Estas frases, más que razones, son confesiones. Confesiones de ignorancia, de complacencia y de miedo. Porque el control político no es opcional ni decorativo: es una obligación legal y ética. Negarse a ejercerlo equivale a abdicar de la función para la cual fueron elegidos. Y hacerlo con excusas infantiles revela una cultura política degradada, donde la lealtad al alcalde pesa más que la responsabilidad con el ciudadano.
La actitud del Concejo no puede entenderse sin mirar hacia la Alcaldía. El alcalde de Salamina ha convertido la Gaceta Municipal —instrumento legal de transparencia— en un tablero polvoriento donde de vez en cuando se pega un papel arrugado. Esa burla institucional es la raíz del problema: sin publicación oficial, las decisiones carecen de validez frente al ciudadano.
La Gaceta debería ser accesible, pública y constante. Allí tendrían que registrarse las proposiciones, las votaciones y los acuerdos. Si la proposición de veeduría hubiera quedado publicada, la comunidad sabría quién votó en contra y con qué argumentos. Pero como nada se publica, los concejales se esconden detrás de su mediocridad y el alcalde detrás de su silencio. La transparencia se sustituye por propaganda, y la ciudadanía queda a oscuras.
Resulta revelador que los concejales más votados sean también los más cercanos a la administración. Beneficiarios constantes de la agenda oficial, defensores espontáneos de cada decisión ejecutiva, protagonistas de la práctica política conocida como “tapen, tapen”: tapen errores, tapen sobrecostos, tapen silencios. El objetivo no es gobernar mejor, sino proteger al patrón.
La comisión accidental no se hundió por inútil, sino por peligrosa.

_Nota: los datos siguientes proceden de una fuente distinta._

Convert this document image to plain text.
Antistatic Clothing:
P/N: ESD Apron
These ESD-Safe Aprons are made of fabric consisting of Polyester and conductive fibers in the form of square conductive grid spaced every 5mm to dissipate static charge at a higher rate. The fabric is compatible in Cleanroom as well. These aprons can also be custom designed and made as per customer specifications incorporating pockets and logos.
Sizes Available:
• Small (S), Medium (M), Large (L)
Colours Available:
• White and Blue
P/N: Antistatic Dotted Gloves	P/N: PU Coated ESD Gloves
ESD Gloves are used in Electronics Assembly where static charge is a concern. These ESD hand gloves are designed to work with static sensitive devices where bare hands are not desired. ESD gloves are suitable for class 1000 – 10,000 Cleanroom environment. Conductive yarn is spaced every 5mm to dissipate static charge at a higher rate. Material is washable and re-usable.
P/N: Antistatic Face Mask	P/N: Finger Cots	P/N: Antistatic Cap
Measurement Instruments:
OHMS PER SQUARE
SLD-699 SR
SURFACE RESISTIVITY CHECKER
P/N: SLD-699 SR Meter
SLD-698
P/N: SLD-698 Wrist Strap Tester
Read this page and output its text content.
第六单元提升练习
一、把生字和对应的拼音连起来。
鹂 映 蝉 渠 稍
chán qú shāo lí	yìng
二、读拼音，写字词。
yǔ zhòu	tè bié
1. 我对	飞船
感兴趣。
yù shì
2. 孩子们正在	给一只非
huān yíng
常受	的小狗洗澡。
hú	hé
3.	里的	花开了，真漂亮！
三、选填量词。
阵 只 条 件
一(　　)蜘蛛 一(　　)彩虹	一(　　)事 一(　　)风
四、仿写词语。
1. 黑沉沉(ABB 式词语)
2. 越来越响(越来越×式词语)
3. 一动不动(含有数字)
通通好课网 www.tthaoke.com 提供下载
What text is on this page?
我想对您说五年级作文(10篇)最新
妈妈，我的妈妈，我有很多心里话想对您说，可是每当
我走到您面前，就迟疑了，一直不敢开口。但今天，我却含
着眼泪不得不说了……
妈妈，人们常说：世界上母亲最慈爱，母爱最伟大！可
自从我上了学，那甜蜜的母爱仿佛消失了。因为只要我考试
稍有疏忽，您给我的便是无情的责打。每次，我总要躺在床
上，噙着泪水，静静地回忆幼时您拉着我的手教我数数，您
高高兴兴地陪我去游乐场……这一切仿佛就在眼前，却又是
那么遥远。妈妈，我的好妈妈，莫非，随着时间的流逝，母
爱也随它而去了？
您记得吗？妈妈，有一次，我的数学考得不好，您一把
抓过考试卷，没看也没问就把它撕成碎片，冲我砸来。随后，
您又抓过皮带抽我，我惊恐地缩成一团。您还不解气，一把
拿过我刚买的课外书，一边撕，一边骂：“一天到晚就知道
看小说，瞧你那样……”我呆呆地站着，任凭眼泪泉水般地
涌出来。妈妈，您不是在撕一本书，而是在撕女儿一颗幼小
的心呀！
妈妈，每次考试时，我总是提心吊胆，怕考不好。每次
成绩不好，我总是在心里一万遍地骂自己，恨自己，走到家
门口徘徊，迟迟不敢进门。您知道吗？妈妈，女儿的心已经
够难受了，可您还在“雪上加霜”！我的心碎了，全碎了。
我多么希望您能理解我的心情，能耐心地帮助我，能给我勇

Peligrosa para quienes entienden el control como amenaza y no como garantía. Peligrosa porque pone luz donde algunos prefieren penumbra. Peligrosa porque recuerda que el Concejo no es una oficina de aplausos, sino un órgano de vigilancia. Y esa luz, en Salamina, incomoda demasiado.
El episodio deja una enseñanza amarga: cuando el poder se administra con gratitud personal y no con responsabilidad pública, la democracia local se convierte en un trámite y el control político en un estorbo. El Concejo, en lugar de ser contrapeso, se transforma en coro. El alcalde, en lugar de ser garante de transparencia, se convierte en administrador del silencio.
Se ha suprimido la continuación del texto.